Atlara olan sevgisi ve bağlılığı, yaşadığı zorluklara rağmen hiç azalmadı. 9 yaşında ata bindiği ilk günlerden itibaren bu sporu hobi olarak benimseyen Ayçin, bugün de bu tutkusunu sürdürmekte kararlı. Ali Ayçin’in at biniciliğiyle tanışması, çocukluk yıllarına dayanıyor. Küçük yaşlarda başladığı bu spor, zamanla hayatının önemli bir parçası haline geldi. Ancak bu at biniciliği her zaman kolay olmadı. Aycin, ata binerken sol köprücük kemiğini kırdı ve sağ kolunun ısırılması gibi zorlu durumlar yaşadı. Ama bu zorluklar, onun atlara olan sevgisini ve bu spora olan tutkusunu asla sarsmadı. Ayçin, "Ata binmenin talishiz yönleri var. Ama benim atım davul ve zurna sesini duyunca oynuyor. Bunu gördüğüm zaman bütün olumsuz şeyleri unutuyorum" dedi.

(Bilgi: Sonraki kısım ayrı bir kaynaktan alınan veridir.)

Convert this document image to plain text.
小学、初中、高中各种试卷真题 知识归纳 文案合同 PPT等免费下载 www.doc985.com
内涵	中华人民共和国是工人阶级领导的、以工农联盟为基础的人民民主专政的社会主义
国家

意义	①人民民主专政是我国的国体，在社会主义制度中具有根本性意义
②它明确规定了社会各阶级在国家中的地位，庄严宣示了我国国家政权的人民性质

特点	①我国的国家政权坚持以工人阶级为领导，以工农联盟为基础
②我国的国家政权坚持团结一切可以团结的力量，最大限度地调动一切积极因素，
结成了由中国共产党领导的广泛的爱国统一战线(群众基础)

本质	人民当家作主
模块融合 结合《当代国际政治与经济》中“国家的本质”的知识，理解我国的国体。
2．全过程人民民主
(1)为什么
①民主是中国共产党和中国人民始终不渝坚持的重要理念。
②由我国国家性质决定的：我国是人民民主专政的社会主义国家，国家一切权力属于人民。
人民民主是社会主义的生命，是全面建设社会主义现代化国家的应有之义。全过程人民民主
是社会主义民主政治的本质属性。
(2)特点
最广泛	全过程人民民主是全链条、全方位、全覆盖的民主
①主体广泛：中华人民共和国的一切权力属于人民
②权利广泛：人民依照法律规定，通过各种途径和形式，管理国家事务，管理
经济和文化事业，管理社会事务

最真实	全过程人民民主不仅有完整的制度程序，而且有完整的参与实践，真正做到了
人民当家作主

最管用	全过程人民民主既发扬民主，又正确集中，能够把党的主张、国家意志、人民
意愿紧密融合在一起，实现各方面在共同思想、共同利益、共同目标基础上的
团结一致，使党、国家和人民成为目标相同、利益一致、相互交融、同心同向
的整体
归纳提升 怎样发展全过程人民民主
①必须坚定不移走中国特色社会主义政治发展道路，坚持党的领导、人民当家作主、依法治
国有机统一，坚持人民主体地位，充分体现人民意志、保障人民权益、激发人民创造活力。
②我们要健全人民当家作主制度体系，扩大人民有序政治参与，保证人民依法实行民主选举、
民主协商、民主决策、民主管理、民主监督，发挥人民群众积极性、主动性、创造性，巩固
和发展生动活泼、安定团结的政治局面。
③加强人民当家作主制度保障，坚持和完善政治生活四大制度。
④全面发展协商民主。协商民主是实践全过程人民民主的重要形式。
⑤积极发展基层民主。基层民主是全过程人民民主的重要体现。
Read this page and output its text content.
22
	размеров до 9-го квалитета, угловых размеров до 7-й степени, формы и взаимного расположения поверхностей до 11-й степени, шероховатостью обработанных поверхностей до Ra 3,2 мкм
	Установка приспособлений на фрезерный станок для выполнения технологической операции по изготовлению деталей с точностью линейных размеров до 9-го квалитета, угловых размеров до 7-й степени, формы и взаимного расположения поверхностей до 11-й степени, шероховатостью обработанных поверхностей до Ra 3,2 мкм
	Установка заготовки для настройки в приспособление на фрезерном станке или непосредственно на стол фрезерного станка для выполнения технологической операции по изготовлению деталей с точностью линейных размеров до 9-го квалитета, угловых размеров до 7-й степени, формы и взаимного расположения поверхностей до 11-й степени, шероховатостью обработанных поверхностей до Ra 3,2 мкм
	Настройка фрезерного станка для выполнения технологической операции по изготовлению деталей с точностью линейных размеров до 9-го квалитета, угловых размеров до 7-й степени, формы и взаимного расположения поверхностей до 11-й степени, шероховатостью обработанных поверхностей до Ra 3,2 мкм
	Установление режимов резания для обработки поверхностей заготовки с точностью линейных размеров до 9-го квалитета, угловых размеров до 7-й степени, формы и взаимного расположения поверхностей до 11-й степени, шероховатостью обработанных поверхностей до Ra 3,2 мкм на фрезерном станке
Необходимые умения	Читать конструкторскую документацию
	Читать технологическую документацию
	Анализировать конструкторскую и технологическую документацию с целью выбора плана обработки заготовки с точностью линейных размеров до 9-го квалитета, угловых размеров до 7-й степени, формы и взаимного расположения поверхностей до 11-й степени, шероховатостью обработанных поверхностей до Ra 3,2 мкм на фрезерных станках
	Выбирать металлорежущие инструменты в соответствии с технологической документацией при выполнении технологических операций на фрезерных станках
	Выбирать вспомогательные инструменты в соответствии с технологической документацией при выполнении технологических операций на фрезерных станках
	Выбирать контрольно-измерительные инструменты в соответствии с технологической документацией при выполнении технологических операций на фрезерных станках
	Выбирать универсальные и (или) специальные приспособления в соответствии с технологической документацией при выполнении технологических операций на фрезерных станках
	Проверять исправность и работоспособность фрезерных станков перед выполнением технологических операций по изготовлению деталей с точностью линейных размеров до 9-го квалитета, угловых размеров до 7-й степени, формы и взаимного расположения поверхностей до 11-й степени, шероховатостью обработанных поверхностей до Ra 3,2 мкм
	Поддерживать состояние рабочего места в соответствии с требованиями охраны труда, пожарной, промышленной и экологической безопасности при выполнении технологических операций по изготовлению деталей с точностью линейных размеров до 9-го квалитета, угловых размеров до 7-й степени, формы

Ayçin, “Atlar benim için sadece bir hobi değil, hayatımın bir parçası. Onlarla geçirdiğim her an bana büyük bir dinginlik sağlıyor. Bu sevda, benim hayatımın her alanına yansıyor” dedi.
Asıl mesleği vinç operatörü olan Ayçin; “Vinç operatörlüğü işim, at biniciliği ise tutkum. İkisini bir arada yürütmek bazen zorlayıcı olabiliyor, ama her iki alanda da başarılı olmaya çalışıyorum” ifadelerini kullandı.